Luke is nominating Luke. Yeah, he don't want to be Luke A no more. Oust Luke and he can be King of the Lukes. Bhahaha.
I like whoever called Arron a 'little rascal'. He's a little scamp, isn't he. Look at him do his rubbish Justin Beiber hair before he goes in the DR. HARDCORE, you know the score.
Sara got quite a lot of nominations, really. Arron is not interested in getting to know a FTM transsexual. He's got a fringe to rearrange and pastel hoodies to put on and take off again (leaving enough time for you to admire his youthful torso in between). Don't you get it?
So happy to see two boys up. I'm fed up of all the girls getting the push early.
I like BB fucking with Arron for his staircase 'rebellion'. Lightgate. Arron is the anti-Belinda Carlisle. Leave a light off for me! I couldn't cope with someone controlling my lighting. I'm VERY particular about lighting. I need lighting to my exact requirements at all times. I also need the remote control at all times. I even start messing with the lighting and remote control in other people's houses. Bad guest.
Shev: 'this is involved shit.' Why does she like Chris so much? What's to like? Adam is huffing about the lights. Let there be night!
Arron looks like he's got rouge on. Not blusher; ROUGE. He's SO HAPPY to be nominated. He can go up them stairs legit on Friday. Arron: 'if I stay the public love me.' Hardly. They just hate Chris.
I'm not going to nominate this week. Let the chips fall where they may. Either result is a winner.
AD BREAK: The ironic part of that sexist Yorkie ad is that it is WOMEN who have to carry ten million bags back from the shops, not men. Choco-fail. And that's not sexist of me to say that; it's just plain FACT.
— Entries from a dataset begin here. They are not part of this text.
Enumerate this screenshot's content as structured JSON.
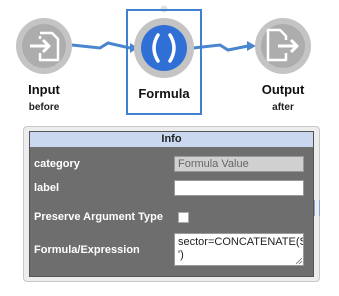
{
  "nodes": {
    "input": {
      "label": "Input",
      "sublabel": "before",
      "icon": "import-arrow-icon"
    },
    "formula": {
      "label": "Formula",
      "icon": "parentheses-icon",
      "selected": true
    },
    "output": {
      "label": "Output",
      "sublabel": "after",
      "icon": "export-arrow-icon"
    }
  },
  "colors": {
    "accent": "#3f80d0",
    "node_gray": "#b5b5b5",
    "connector": "#4a86cf",
    "info_header": "#c9d8ef",
    "panel_bg": "#6e6e6e"
  },
  "info": {
    "title": "Info",
    "rows": [
      {
        "label": "category",
        "value": "Formula Value",
        "readonly": true
      },
      {
        "label": "label",
        "value": ""
      },
      {
        "label": "Preserve Argument Type",
        "checked": false
      },
      {
        "label": "Formula/Expression",
        "value": "sector=CONCATENATE(Sector,', ')"
      }
    ]
  }
}
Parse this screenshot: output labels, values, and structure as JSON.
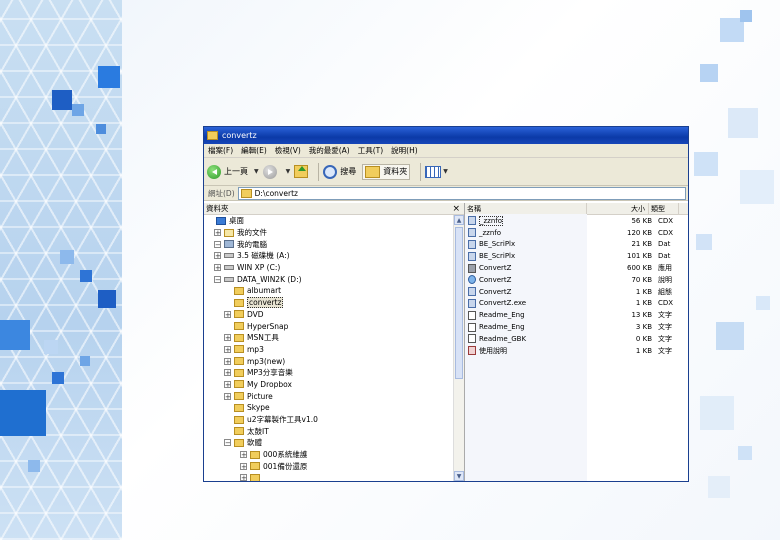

Arron's having a crack up. The only thing I will say in his defence is he is about 12. And boys are immature at that age. Give him five years and wait for his balls to drop and he might be Ok. He's just a typical big-headed teenager right now.
Luke, you creep. Feeling boobs and promising to show someone your one massive ball. What a smoothie.
Why don't they show more BENEDICT? Is that Just for Men shampoo in the shower?
Arron and Chris: you have reaped exactly what you've sewn. Now take it like a MAN. Go eat a fucking Yorkie or something, you pricks.